The Met Office later increased its warning of rain to amber across parts of the South East, Midlands and East Anglia.
An EA spokesman said: "The Environment Agency is urging people across central and eastern England to remain vigilant as heavy thunderstorms are forecast to affect large swathes of the country.
"Locally intense showers falling on already saturated ground could lead to surface water flooding and possible river flooding from fast responding rivers, particularly across parts of the Midlands and East Anglia."
People are being urged not to drive or walk through flood waters which can be dirty, dangerous and full of hidden debris.

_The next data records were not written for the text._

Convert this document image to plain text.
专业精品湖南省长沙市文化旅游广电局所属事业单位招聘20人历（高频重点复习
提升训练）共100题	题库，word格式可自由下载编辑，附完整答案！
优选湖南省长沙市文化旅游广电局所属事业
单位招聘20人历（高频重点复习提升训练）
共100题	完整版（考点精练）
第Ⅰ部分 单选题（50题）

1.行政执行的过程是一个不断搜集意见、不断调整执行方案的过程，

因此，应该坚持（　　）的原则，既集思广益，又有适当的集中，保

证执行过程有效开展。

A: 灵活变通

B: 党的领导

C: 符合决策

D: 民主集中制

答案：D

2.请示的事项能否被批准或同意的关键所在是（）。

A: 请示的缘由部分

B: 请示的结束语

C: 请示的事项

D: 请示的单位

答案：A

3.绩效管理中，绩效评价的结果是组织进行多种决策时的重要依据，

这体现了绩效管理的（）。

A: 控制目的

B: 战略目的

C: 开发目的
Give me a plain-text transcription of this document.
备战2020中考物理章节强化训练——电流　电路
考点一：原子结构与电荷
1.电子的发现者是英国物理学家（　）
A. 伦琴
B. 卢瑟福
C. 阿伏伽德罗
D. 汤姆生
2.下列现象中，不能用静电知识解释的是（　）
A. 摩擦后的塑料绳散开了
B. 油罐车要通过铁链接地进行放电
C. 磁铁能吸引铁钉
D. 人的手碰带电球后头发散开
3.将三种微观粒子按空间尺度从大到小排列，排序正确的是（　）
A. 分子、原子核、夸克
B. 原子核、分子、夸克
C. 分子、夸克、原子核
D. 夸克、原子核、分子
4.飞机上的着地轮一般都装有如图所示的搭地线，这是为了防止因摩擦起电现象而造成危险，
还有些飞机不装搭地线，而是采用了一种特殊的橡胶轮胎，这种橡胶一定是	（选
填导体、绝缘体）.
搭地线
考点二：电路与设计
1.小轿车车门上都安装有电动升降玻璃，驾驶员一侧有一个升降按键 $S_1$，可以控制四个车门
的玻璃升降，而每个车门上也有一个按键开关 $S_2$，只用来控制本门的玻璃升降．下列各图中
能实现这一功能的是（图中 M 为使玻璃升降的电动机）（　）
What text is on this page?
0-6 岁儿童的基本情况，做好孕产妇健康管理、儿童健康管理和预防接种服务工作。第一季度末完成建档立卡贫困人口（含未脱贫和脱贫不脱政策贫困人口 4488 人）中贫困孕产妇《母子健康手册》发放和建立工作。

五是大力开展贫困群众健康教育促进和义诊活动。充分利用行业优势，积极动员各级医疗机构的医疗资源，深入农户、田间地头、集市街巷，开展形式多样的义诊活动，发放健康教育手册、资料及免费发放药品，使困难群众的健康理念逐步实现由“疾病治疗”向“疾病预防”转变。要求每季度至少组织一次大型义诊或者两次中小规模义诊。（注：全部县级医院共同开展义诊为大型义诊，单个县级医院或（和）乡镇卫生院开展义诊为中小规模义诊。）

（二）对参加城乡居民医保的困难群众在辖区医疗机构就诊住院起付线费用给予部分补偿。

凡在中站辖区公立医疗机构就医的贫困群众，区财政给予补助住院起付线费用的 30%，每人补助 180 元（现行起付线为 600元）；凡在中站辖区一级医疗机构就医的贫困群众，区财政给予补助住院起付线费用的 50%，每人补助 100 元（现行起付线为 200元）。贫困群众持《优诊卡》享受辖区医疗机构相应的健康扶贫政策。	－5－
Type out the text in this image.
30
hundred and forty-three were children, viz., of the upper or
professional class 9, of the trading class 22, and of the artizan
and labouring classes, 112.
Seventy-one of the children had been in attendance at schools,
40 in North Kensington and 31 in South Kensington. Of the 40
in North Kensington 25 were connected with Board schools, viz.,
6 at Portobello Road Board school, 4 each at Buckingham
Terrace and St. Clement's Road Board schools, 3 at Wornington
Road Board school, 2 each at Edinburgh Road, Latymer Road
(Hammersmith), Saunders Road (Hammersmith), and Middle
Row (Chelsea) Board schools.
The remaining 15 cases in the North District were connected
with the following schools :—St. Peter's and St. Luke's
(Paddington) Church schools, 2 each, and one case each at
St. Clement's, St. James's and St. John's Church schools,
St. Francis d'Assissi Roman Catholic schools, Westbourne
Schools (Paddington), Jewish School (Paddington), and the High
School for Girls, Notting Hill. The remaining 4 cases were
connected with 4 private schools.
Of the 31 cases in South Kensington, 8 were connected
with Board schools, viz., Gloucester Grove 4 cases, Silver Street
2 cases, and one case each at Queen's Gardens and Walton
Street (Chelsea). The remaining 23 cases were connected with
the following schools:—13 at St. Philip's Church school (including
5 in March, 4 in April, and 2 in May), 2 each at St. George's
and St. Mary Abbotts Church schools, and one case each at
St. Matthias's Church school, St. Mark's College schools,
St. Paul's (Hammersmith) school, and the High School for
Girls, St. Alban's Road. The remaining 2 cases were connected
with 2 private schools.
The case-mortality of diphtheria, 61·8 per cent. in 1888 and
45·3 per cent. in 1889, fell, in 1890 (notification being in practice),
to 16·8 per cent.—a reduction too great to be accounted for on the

The wettest April to June on record, followed by more heavy rain so far this month, has caused widespread - and in some cases, repeated - flooding.
Sky's weather presenter Isobel Lang said: "Today we will see 20mm-40mm in the south Midlands across to East Anglia.
"There will also be some heavy slow moving downpours across most southern areas as well and in Dorset across to Kent.
"This July has been exceptionally wet so with the saturated high river levels, it doesn't take much rain to bring flash flooding.
"The heavy showers should ease away from southeast England by late evening leaving much of southern Britain drier and clearer.
"On St Swithin's day, there will be a window of brighter weather although I don't think there will be 40 days of fine weather to follow.
"But there are signs of more settled and more sunnier weather over the next week or two as we head towards the Olympics.
"The Olympic torch heads to London at the end of the coming week and it may look better then."